I have faithfully voted in favor of measures that aim to prevent severe cuts to Medicare reimbursement rates to our nation’s doctors. I believe that physicians deserve to be reimbursed fairly for the care they provide, and my voting record reflects this. I voted in favor of H.R. 3961, the Medicare Physician Payment Reform Act of 2009, which reforms the Sustainable Growth Rate (SGR) system in Medicare’s physician fee schedule to eliminate the 21% cut in physician fees planned for 2011 and put physician payments on a sustainable path for the future. However, our physicians are still faced with impending reimbursement cuts. I am committed to ensuring that our nation’s health care providers can continue to treat their Medicare patients, and I will continue to vote in favor of legislation that avoids these cuts.

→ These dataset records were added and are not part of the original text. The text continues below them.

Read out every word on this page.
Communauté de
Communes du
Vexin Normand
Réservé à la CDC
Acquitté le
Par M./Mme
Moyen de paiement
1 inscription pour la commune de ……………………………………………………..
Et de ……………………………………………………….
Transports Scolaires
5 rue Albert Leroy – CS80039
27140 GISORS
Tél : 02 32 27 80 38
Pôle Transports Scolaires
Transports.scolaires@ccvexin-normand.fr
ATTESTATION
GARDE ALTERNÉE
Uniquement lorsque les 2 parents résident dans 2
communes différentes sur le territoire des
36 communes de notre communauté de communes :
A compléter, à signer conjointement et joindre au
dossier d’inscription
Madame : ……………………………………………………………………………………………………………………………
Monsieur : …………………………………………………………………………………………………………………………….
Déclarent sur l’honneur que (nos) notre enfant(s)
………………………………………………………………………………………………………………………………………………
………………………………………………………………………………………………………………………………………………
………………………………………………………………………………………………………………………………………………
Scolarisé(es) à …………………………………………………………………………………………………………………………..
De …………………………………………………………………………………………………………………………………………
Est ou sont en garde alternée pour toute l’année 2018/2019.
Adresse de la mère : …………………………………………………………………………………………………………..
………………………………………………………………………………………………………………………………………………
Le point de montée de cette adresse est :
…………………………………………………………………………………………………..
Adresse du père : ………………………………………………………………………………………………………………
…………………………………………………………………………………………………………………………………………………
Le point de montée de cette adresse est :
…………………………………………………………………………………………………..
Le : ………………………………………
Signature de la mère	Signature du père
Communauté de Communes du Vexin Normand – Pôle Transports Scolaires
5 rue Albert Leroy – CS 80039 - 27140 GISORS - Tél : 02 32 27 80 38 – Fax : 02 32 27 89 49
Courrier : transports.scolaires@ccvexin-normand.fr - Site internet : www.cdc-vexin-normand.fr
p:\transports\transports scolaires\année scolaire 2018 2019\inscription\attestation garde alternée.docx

In addition to Medicare and Medicaid, the Children’s Health Insurance Program (CHIP) has been a leading health issue facing Congress. Congress created CHIP in 1997 with broad bipartisan support. CHIP provides health coverage for children in working families with parents who either can’t afford insurance or hold jobs that lack health care benefits. I was proud to speak on the floor in support of the Children’s Health Insurance Program. I voted in favor of the CHIP Reauthorization Act in 2009. The program currently provides health insurance for more than 7 million children. This legislation protects coverage for those children and expands it to include an additional 4 million children who would otherwise be uninsured.
The House also passed the final version of Mental Health Parity/Addiction Equity in March of 2008. The bill is designed to end discrimination against patients seeking treatment for mental illnesses and addiction care by prohibiting insurers from imposing treatment or financial limitations when they offer mental health and addiction care that are more restrictive from those applied to medical and surgical services.